Le refuge de l'Aigle est rénové

Le refuge de l'Aigle est fini !

Situé à 3450 m d'altitude, « l'Aigle » appartient depuis plus d'un siècle au club très fermé des refuges mythiques. Réservé aux alpinistes initiés et passionnés, sur les pas de Pierre Gaspard, vainqueur de la Meije et de ses arêtes en 1877, il est l'un des plus anciens refuges construits par le Club alpin français.
Consciente de la nécessité de rénover et d'agrandir le refuge de l'Aigle, la FFCAM a entrepris depuis 1998 la réhabilitation du refuge. Le résultat des dernières études et de la concertation entre tous les partenaires ont abouti à un projet de confortement du refuge actuel au même endroit, avec une capacité de 30 places, en améliorant la gestion environnementale, la sécurité des alpinistes et les conditions d'hébergement et de travail des gardiens.

Quelles rénovations ?

La structure originelle du refuge est restaurée et protégée par une coque en bois massif contrecollé. Cet écrin protecteur intègre un sas côté sud pour améliorer le confort de tous : un espace gardien, la cuisine et les locaux techniques côté Nord.
Chaque détail de l'architecture a été étudié pour que la volumétrie de l'ensemble conserve des proportions en harmonie avec le site.
L'organisation intérieure reste inchangée avec une grande salle commune ouverte sur trois niveaux de bat-flanc. La sécurité des alpinistes couchant en haut est assurée par une coursive surplombant la salle commune.

 

Esthétique du refuge

Le refuge de l'Aigle respecte « l'esprit » du refuge historique avec sa pièce unique, en conservant et en mettant en valeur la structure bois d'origine et le mobilier.

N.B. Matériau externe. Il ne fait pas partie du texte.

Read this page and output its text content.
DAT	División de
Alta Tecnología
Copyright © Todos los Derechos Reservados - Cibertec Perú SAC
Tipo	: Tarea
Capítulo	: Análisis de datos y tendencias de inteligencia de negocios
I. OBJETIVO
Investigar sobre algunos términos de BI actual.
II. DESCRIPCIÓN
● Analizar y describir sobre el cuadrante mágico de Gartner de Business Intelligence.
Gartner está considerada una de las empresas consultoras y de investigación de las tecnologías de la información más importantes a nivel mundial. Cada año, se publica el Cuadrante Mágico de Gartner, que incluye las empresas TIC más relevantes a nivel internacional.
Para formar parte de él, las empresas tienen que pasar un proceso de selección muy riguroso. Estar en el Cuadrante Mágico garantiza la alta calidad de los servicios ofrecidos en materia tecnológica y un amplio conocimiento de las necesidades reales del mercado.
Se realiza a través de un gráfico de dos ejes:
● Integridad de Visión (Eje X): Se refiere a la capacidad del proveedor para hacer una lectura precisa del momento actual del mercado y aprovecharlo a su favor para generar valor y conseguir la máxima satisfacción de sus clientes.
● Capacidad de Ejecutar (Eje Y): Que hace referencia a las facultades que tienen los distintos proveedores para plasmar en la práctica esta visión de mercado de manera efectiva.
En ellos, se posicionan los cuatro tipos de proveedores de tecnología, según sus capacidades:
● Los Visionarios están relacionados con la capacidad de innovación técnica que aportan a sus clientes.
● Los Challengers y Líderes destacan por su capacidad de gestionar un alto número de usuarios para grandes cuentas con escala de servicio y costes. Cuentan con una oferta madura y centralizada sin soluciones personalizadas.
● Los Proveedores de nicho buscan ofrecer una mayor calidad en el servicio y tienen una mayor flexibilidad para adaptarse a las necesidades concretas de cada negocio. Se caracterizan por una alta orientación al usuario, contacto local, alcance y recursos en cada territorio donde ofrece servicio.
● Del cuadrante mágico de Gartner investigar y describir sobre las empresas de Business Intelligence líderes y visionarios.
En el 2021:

L'architecture du refuge reste simple et unitaire dans une forme élémentaire qui doit conserver un rapport poétique et symbolique au site.

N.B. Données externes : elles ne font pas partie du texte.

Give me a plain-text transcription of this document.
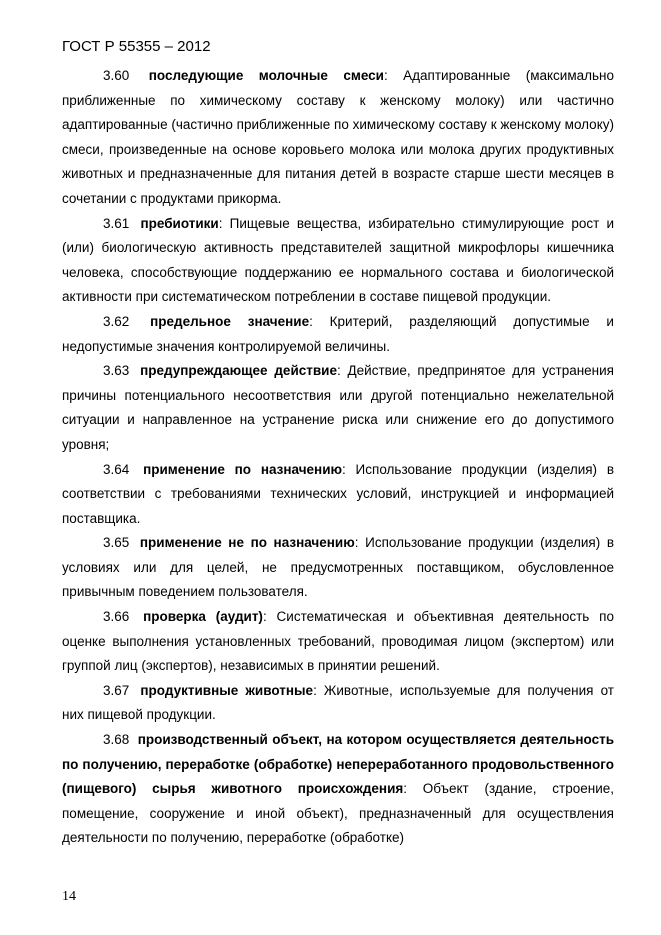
ГОСТ Р 55355 – 2012

3.60 последующие молочные смеси: Адаптированные (максимально приближенные по химическому составу к женскому молоку) или частично адаптированные (частично приближенные по химическому составу к женскому молоку) смеси, произведенные на основе коровьего молока или молока других продуктивных животных и предназначенные для питания детей в возрасте старше шести месяцев в сочетании с продуктами прикорма.

3.61 пребиотики: Пищевые вещества, избирательно стимулирующие рост и (или) биологическую активность представителей защитной микрофлоры кишечника человека, способствующие поддержанию ее нормального состава и биологической активности при систематическом потреблении в составе пищевой продукции.

3.62 предельное значение: Критерий, разделяющий допустимые и недопустимые значения контролируемой величины.

3.63 предупреждающее действие: Действие, предпринятое для устранения причины потенциального несоответствия или другой потенциально нежелательной ситуации и направленное на устранение риска или снижение его до допустимого уровня;

3.64 применение по назначению: Использование продукции (изделия) в соответствии с требованиями технических условий, инструкцией и информацией поставщика.

3.65 применение не по назначению: Использование продукции (изделия) в условиях или для целей, не предусмотренных поставщиком, обусловленное привычным поведением пользователя.

3.66 проверка (аудит): Систематическая и объективная деятельность по оценке выполнения установленных требований, проводимая лицом (экспертом) или группой лиц (экспертов), независимых в принятии решений.

3.67 продуктивные животные: Животные, используемые для получения от них пищевой продукции.

3.68 производственный объект, на котором осуществляется деятельность по получению, переработке (обработке) непереработанного продовольственного (пищевого) сырья животного происхождения: Объект (здание, строение, помещение, сооружение и иной объект), предназначенный для осуществления деятельности по получению, переработке (обработке)

14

Construction d'une façade du refuge

Focus sur la gestion des énergies et des ressources

Le chauffage est assuré par des panneaux solaires et l'électricité par des panneaux photovoltaïques installés sur la toiture. Le chauffage de l'eau se limite à la douche du gardien et à la vaisselle.
Ainsi l'énergie fossile gaz est réservée à la seule cuisson des aliments. Un groupe électrogène de secours permet la recharge des batteries en cas de mauvais temps prolongé.
Les besoins sont maîtrisés par un choix judicieux de l'ensemble des équipements : éclairage basse consommation, appareils de classe A. L'alimentation en eau potable est obtenue par l'eau de fonte du glacier remontée par pompage jusqu'à un réservoir et en mi- saison par l'eau de fonte de la neige. L'eau destinée à la consommation est traitée en fonction de sa qualité vérifiée au niveau du captage.

Coût opération : 1,6 millions d'euros

Autofinancement FFCAM : 38 %

Investissements partenaires financiers : 62 %

38 % FNADT, 15 % région Provence - Alpes - Côte d'Azur, 7 % département des Hautes-Alpes, 2 % Agence de l'eau.